Rilancio su VitaminaPubblica un mio articolo pubblicato in esclusiva per LoSpazioDellaPolitica. Voi quale lettura scegliereste? Una, tutte… o nessuna?
1. Wikileaks e Cappuccetto Rosso. Quando analizzava le fiabe, Propp sosteneva che avessero una struttura ricorrente: mancanza, competenza, performanza, sanzione. L’affaire Wikileaks non fa altro che riprodurre, in ambito informativo, la struttura di una narrazione già nota. Il protagonista si trova in una situazione di difficoltà; gli mancano i mezzi per difendersi, è sotto attacco!; il valente eroe si difende, schiva i colpi; infine, è finalmente riportato sul trono, con il plauso generale. Ah: il protagonista è Assange o la diplomazia?
2. La scoperta dell’acqua calda. Delle fiabe abbiamo sempre conosciuto la fine, eppure abbiamo desiderato ascoltarle ripetutamente. I protagonisti dell’isteria Wikileaks conoscono bene, presumibilmente, l’esito della narrazione: i politici sanno di essere criticati ma reintegrati, Assange di essere perseguitato ma idolatrato, il pubblico di essere stupito e poi annoiato. L’umanità ha bisogno di rituali, di classificare l’incomprensibile, di essere rassicurata. Wikileaks non ha rivelato nulla di sconvolgente. O forse sì. Ma, anche se fosse, i contenuti sono stati immediatamente neutralizzati.
3. La fonte è la fonte. A esser degno di nota non sono gli scambi tra i diplomatici, ora diventati di dominio pubblico. A essere rilevante è che i media, pubblicando i carteggi, hanno parlato di loro stessi. Citando Mrs.C. che discute dei festini di Mr.B., la stampa parla di se stessa. Fornendo la prova – i files – che ciò che porta quotidianamente all’attenzione dei lettori sono notizie di rilievo. D’altronde, ne parlano pure i diplomatici! E chissà, forse esistono uomini e donne che la fanno davvero, la diplomazia. Che tutelano i Paesi e i popoli. Che non trasformano conversazioni da sala d’attesa in argomenti segreti. Questi, però, non fanno notizia.

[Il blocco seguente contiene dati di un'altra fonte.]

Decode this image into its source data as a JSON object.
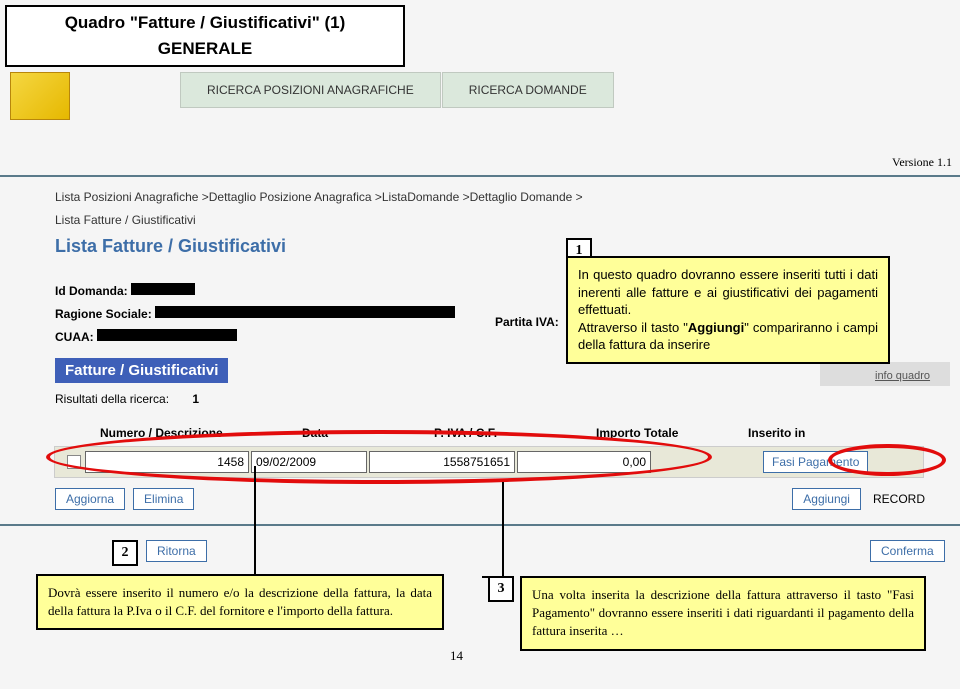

4. Stop freaking out about Wikileaks. It’s just wiki. Su Wikipedia è definito wiki “un sito web (o comunque una collezione di documenti ipertestuali) che viene aggiornato dai suoi utilizzatori”. Leak è la perdita, dove c’è perdita alcuni raccolgono, Wikileaks ripubblica. In tanti, ripubblicano. Con questa forza, Assange ha sfacciatamente detto che, se gli dovesse accadere qualcosa, “100mila persone avranno il compito di divulgare altri files segreti”. Ma dai, davvero le persone sono capaci di aggregarsi, collezionare informazioni e condividerle? Che-incredibile-scoperta! Come si chiama? World Wide Web.
5. La vera censura? Il rumore. Gli articoli pubblicati su Wikileaks sono migliaia. Nonostante alcuni sostengano che la pubblicazione dei carteggi sia una vittoria per la democrazia e la libertà di informazione, si tratta in realtà di una sconfitta. I lettori di questi messaggi, e prima ancora i diffusori, sono gli artefici di una sottilissima censura: quella che Umberto Eco chiama la censura del rumore. Un tempo si ometteva di parlare di problematiche reali attraverso l’imposizione del silenzio. Oggi, attraverso il sovraccarico, la confusione, la sovrapposizione di più verità, il rumore. Di questo scriverò nel mio prossimo libro. Se avrete ancora spazio per notizie nuove, vi terrò aggiornati in merito.

Assolutamente d’accordo. La tua analisi lato media è sintetica e tocca tutti i punti rilevanti. Personalmente credo che lato comunicazione il pericolo più grande sia proprio questa nuova subdola forma di censura in cui si usa l’overload informativo per generare confusione e rumore di fondo.
Grazie Mushin per il tuo puntuale commento. Come se ne esce, secondo te, dalla censura del rumore?